Publication de plusieurs décrets d’application de la loi PACTE visant à faciliter la gestion, la création ou la reprise d’entreprises

Quatre décrets d’application de la loi Pacte(1) visant à faciliter la gestion, la création ou la reprise d’entreprises ont été publiés au Journal officiel des 22 et 27 novembre 2019.

• Publicité des comptes
 
Le décret du 20 novembre 2019 relatif à la publicité des comptes annuels des moyennes entreprises(2) procède à l’allègement de l'obligation de publicité des comptes annuels des sociétés répondant à la définition des moyennes entreprises au sens de l'article L. 123-16 du code de commerce.

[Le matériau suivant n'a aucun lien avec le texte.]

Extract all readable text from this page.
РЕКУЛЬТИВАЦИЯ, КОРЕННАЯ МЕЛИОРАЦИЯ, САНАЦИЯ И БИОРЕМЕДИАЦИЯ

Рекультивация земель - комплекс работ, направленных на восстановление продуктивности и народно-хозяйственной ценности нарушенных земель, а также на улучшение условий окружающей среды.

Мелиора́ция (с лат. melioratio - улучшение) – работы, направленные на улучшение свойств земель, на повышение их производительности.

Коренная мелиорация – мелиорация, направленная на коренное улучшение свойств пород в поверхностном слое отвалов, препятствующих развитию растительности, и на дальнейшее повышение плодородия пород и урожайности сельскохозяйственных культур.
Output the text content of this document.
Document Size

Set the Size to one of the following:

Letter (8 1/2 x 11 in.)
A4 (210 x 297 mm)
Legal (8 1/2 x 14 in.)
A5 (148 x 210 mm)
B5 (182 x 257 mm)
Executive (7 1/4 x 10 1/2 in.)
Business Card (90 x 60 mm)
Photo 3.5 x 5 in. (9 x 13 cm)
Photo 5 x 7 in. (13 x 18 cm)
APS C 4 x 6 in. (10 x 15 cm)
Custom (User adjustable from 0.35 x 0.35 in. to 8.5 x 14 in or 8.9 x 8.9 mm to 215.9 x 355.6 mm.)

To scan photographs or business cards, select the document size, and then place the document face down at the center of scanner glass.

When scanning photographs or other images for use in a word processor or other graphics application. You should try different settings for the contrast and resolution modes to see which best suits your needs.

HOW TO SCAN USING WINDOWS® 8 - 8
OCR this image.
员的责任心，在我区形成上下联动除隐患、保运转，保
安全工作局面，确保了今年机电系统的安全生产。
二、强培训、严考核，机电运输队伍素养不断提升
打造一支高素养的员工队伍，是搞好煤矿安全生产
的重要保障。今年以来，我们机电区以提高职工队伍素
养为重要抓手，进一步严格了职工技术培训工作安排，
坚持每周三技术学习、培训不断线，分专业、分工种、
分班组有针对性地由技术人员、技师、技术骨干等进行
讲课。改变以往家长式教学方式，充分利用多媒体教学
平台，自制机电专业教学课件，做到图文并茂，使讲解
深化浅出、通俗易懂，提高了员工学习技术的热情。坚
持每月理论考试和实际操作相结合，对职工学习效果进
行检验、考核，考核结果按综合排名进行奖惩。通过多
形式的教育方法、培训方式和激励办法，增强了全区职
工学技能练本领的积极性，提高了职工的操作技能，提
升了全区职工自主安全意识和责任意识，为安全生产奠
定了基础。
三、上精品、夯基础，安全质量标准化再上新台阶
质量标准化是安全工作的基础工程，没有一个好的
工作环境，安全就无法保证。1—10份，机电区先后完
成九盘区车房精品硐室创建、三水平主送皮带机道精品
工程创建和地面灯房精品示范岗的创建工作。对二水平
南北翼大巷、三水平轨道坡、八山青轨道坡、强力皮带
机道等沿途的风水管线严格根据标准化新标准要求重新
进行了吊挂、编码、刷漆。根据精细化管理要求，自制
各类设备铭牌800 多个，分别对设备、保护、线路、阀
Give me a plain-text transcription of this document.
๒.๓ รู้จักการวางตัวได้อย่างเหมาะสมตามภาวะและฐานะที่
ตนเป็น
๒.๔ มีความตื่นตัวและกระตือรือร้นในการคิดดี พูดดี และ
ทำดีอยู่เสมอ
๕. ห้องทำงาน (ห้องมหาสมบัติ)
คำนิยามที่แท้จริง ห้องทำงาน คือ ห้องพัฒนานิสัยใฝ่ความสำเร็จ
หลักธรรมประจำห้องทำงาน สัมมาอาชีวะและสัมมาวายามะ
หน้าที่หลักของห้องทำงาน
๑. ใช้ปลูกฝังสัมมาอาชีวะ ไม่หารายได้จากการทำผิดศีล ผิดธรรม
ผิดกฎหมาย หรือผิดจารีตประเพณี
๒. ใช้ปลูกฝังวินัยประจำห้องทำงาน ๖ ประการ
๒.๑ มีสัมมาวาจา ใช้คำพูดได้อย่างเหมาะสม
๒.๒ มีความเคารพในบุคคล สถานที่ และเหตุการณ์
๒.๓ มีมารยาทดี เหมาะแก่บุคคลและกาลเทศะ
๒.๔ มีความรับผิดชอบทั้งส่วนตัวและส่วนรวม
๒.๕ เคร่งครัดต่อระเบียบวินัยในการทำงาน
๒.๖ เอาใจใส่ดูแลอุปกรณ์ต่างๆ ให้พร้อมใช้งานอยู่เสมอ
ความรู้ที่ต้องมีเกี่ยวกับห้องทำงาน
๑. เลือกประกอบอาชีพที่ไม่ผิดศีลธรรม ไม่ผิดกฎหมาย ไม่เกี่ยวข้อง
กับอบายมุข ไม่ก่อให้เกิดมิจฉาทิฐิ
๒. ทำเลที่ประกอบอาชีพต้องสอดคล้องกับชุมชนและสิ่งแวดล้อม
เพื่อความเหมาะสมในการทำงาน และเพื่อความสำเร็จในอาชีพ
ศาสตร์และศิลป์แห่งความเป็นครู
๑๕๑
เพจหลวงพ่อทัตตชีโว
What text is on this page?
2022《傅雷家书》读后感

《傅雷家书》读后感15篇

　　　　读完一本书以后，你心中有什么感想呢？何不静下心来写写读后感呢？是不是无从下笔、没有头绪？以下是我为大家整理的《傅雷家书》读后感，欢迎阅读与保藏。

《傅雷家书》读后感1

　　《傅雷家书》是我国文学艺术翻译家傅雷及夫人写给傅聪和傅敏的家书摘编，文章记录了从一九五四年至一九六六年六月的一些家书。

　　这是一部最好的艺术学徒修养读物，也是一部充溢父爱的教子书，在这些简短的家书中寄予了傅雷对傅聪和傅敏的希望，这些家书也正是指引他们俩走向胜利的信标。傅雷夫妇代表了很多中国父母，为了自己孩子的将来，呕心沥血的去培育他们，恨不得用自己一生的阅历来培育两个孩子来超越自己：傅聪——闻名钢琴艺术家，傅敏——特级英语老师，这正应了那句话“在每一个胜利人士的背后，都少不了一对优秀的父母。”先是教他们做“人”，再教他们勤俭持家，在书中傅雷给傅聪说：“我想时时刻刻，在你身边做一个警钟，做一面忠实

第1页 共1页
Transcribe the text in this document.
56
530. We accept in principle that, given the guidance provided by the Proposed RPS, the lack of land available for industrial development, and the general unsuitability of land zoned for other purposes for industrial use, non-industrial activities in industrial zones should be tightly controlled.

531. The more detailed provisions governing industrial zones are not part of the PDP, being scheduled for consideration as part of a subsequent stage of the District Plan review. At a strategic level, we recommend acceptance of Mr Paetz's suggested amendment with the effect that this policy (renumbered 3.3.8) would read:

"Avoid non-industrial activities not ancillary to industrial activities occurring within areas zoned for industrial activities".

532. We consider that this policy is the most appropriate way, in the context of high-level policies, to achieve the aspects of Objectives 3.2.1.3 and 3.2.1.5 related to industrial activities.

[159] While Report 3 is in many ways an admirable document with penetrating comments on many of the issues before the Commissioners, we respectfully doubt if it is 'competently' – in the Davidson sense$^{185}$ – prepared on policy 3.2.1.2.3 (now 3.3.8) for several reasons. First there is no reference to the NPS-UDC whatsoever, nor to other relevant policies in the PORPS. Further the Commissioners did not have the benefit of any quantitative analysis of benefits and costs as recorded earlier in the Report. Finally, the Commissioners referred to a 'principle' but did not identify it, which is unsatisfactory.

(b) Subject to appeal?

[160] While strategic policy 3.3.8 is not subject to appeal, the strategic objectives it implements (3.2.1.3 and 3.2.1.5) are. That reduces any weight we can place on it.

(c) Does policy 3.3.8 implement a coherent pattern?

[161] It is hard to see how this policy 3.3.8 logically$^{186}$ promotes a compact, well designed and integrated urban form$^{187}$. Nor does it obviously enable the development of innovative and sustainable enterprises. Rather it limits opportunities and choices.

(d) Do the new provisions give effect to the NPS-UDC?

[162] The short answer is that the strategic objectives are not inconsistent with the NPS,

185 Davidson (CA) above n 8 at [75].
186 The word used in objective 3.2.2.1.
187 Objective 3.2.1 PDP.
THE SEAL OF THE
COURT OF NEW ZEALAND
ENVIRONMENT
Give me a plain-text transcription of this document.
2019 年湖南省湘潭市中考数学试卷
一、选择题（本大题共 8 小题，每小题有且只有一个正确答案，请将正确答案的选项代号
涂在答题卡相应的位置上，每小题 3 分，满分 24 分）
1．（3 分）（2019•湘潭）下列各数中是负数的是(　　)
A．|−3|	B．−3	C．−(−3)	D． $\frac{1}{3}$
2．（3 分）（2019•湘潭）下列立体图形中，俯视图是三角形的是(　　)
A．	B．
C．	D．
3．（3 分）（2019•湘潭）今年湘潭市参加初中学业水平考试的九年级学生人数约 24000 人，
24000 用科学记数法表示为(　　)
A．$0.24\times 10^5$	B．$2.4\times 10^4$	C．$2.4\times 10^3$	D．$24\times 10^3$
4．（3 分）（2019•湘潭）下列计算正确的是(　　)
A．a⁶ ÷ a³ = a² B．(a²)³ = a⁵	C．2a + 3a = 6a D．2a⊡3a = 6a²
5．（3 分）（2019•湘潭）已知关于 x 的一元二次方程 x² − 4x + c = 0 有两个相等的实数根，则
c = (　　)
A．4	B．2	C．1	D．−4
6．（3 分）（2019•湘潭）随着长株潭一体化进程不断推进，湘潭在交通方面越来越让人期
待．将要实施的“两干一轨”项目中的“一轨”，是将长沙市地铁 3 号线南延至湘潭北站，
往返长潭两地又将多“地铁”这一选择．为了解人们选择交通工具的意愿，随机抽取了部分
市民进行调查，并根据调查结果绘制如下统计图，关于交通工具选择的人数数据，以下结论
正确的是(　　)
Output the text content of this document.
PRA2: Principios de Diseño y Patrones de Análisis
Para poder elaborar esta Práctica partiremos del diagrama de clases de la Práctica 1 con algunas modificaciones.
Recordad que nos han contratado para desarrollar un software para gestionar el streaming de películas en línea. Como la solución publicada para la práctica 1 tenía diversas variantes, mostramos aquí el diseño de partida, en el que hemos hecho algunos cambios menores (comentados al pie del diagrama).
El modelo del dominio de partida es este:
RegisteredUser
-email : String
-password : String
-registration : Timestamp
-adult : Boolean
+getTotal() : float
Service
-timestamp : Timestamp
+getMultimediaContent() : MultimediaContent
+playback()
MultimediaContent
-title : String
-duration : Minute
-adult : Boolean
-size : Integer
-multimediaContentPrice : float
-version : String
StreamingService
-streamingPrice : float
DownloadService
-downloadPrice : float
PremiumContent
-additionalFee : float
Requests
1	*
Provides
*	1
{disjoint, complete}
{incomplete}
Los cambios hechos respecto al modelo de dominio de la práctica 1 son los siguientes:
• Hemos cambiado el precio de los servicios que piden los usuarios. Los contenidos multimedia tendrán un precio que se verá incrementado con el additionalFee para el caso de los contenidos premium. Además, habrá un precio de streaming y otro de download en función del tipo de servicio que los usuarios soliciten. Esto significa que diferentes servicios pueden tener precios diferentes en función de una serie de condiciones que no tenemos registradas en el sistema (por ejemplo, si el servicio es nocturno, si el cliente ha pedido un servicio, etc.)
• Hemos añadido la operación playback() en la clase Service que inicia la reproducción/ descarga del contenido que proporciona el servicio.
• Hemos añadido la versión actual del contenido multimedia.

Il prévoit les modalités selon lesquelles ces sociétés déclarent ne rendre publique qu'une présentation simplifiée de leur bilan et annexe.
 
Il précise ainsi que lorsqu'elles exercent cette faculté, ces sociétés accompagnent le dépôt des documents comptables au registre du commerce et des sociétés (RCS) d'une déclaration de publication simplifiée. Il prévoit le régime juridique de l'exercice de cette faculté : d'une part, le greffier, chargé de la tenue du RCS, et l'Institut national de la propriété industrielle (INPI), chargé de la tenue du registre national du commerce et des sociétés, ne peuvent communiquer ces comptes annuels qu'aux sociétés les ayant déposés et à une liste limitative d'autorités et institutions et peuvent délivrer un certificat en attestant ; d'autre part, la déclaration de publication simplifiée est portée à la connaissance des tiers par sa mention dans l'avis inséré au Bulletin officiel des annonces civiles et commerciales à la suite du dépôt des documents comptables. Ces dispositions s'appliquent aux comptes des exercices clos à compter de la publication de la loi PACTE, soit le 23 mai 2019.

• Création d’entreprise
 
Le décret du 20 novembre 2019 modifiant les modalités d'application de l'aide à la création et à la reprise d'entreprise prévue à l'article L. 131-6-4 du code de la sécurité sociale(3) modifie les modalités d'application de l'exonération de cotisations et contributions de sécurité sociale pour les créateurs et repreneurs d'activité. Il supprime pour les créations et reprises d'entreprise à compter du 1er janvier 2020 la prolongation de l'exonération en deuxième et troisième année d'activité pour les travailleurs indépendants relevant du dispositif micro-social ainsi que pour les travailleurs indépendants relevant des régimes micro-fiscaux mais ne relevant pas du dispositif micro-social.

En outre, il procède à une diminution des taux d'exonération applicables aux micro-entrepreneurs afin de prendre en compte les évolutions des taux de cotisation applicables aux micro-entrepreneurs intervenues ces dernières années. Il entre en vigueur le 1er janvier 2020. Des mesures transitoires sont prévues pour les travailleurs indépendants ayant créé leur entreprise avant cette date.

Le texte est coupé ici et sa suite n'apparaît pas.